In preparation for the introduction of Google TV hardware from Logitech and Sony this week and next week, Google has launched a new Web site and blog to promote its attempt to marry the Internet and television.
The Google TV Web site offers a Google TV tour, a review of features, a spotlight section promoting Web sites designed for viewing on Google TV devices, a developer section, and ordering information.
Google TV will provide users with a single search interface on their televisions that will return search results from available TV content providers, the Web, and Android-based Google TV applications. Perhaps more significantly, it will provide third-party developers with a new Android-based app platform.
Google TV isn't yet commercially available but it will be soon. On Wednesday, October 6, in San Francisco, Logitech plans to launch the Logitech Revue, a video set-top box that provides Google TV service to a connected HDTV. On Tuesday, October 12, in New York City, Sony plans to introduce its line of Bravia Internet TVs and Blu-ray players with built-in Google TV support.

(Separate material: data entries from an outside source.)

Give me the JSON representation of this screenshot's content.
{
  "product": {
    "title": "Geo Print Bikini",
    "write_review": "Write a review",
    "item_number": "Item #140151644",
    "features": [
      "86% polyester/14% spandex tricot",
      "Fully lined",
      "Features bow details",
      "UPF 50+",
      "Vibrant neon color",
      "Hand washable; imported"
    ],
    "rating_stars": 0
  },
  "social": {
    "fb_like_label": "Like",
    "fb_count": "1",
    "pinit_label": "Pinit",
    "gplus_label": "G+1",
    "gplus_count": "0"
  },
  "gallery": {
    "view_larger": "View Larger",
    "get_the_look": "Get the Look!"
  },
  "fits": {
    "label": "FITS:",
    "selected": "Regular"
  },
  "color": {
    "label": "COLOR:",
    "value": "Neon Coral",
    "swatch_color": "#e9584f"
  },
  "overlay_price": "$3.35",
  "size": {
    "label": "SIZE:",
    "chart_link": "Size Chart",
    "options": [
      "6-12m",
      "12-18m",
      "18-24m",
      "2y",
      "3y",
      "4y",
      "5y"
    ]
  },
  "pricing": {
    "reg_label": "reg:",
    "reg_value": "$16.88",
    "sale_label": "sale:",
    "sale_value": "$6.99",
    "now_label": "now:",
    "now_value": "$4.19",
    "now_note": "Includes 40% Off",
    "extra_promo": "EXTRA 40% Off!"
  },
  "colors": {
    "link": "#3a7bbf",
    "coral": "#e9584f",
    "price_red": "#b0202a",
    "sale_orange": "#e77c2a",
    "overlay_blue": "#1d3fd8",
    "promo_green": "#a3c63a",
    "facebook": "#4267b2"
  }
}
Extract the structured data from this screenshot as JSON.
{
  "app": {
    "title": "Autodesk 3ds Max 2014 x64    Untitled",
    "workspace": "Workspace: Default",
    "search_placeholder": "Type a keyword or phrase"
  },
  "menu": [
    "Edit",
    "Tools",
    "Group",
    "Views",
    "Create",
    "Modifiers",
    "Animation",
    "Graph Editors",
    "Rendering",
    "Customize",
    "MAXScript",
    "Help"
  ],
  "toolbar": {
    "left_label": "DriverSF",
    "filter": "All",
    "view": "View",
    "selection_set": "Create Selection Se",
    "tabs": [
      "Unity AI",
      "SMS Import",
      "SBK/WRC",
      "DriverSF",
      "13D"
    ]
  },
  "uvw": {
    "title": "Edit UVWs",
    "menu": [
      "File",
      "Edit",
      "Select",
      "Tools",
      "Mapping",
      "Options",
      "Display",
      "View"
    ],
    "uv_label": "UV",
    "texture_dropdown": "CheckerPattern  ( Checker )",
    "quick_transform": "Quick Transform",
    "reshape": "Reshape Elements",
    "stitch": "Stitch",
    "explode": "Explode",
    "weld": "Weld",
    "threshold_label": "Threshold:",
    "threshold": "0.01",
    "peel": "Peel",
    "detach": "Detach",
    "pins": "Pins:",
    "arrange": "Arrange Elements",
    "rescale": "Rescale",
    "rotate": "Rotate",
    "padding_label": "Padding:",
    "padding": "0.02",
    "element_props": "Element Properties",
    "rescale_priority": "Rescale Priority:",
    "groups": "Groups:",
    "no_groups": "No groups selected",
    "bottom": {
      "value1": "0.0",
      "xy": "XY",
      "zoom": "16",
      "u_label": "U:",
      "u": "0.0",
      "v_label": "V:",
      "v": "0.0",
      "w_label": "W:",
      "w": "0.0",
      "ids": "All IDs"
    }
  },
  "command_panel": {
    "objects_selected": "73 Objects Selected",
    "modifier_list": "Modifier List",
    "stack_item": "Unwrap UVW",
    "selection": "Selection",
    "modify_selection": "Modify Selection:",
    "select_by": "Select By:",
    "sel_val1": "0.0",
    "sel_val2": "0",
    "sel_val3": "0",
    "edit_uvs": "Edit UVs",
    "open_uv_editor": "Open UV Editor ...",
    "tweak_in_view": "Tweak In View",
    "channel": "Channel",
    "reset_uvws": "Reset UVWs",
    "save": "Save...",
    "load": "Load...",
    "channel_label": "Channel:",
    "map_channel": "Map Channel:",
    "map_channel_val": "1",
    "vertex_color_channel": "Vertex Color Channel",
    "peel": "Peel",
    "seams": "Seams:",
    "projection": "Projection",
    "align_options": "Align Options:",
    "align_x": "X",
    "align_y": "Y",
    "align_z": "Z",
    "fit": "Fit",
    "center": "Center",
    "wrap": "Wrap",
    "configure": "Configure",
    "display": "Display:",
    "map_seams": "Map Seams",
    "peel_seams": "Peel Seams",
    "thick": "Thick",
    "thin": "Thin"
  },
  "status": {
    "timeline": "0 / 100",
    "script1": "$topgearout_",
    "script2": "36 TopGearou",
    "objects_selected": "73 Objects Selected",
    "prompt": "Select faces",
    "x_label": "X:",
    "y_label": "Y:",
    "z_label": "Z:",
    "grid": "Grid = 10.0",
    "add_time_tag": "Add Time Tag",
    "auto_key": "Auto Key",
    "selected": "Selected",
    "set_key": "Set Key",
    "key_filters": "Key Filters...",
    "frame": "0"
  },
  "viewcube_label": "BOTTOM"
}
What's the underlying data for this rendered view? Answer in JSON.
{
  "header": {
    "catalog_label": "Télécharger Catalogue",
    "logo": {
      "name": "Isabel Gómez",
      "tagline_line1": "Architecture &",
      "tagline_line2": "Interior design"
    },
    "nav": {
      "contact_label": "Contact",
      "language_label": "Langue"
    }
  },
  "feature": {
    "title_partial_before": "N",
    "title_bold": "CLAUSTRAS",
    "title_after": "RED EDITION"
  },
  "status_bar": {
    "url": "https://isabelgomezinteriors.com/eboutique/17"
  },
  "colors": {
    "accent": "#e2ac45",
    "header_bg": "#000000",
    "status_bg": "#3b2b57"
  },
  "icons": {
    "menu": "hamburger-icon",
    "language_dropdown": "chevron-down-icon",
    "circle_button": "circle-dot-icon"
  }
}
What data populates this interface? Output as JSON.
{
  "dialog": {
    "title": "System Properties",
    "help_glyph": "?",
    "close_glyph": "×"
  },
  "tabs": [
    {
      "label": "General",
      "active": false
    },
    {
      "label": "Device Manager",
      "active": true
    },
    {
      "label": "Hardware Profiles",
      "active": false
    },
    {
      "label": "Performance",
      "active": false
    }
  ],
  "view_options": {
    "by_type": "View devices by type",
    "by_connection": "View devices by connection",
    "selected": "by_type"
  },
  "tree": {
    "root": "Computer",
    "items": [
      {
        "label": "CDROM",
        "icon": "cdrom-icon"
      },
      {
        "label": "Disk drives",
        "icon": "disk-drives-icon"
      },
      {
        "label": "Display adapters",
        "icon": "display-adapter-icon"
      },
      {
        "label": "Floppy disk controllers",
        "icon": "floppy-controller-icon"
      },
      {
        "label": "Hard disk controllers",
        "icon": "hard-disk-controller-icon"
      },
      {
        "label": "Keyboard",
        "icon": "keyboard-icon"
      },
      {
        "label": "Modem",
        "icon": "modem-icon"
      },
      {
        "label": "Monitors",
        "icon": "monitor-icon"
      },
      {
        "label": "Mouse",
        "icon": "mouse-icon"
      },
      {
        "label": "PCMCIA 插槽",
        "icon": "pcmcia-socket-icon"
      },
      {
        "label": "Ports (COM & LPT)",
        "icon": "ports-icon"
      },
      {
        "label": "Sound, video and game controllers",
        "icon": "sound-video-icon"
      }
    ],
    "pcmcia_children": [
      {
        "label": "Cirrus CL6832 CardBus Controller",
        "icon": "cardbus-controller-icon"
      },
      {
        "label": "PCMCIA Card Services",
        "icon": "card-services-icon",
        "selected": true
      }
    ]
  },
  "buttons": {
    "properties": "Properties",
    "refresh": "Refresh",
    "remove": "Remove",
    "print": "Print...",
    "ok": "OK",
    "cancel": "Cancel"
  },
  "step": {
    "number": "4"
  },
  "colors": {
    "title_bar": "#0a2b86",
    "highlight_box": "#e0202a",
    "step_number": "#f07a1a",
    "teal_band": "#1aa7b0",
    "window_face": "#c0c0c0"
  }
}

Google first disclosed plans to launch Google TV in May at its developer conference. The company has said that it intends to release an Android-based Google TV SDK in February, 2011. The SDK will allow developers to create apps for Google's Android Market that run on Google TV devices.
In the introductory post on the Google TV blog, Ambarish Kenghe, development product manager for Google TV, says that Google's goal with Google TV is to "finally open up the living room and enable new innovation from content creators, programmers, developers and advertisers."
Google's goal is also to grow its portion of the $70 billion spent annually on TV advertising in the U.S.
Toward that end, Kenghe announced a series of new content partners for Google TV: Turner Broadcasting, NBC Universal, HBO, and the NBA. Google TV will also support Amazon Video on Demand and Netflix, and will offer TV-based apps for several music and news sites, includnig The New York Times, Napster, Pandora, and Twitter. In addition, it's likely to enable new usage scenarios and revenue opportunities for Web sites that have been optimized for Google TV.
Google and its Android partners may also see their legal bills grow. Not only is Oracle suing Google over Android, but Microsoft on Friday filed a lawsuit against Motorola alleging that the mobile phone company's use of Android infringes upon its patents.
Google TV won't immediately change the economics of TV. Premium content like HBO shows won't suddenly be available at no charge. But in time, if free Web content and Google TV apps siphon viewers from subscription-based content, revenue models may have to be rethought.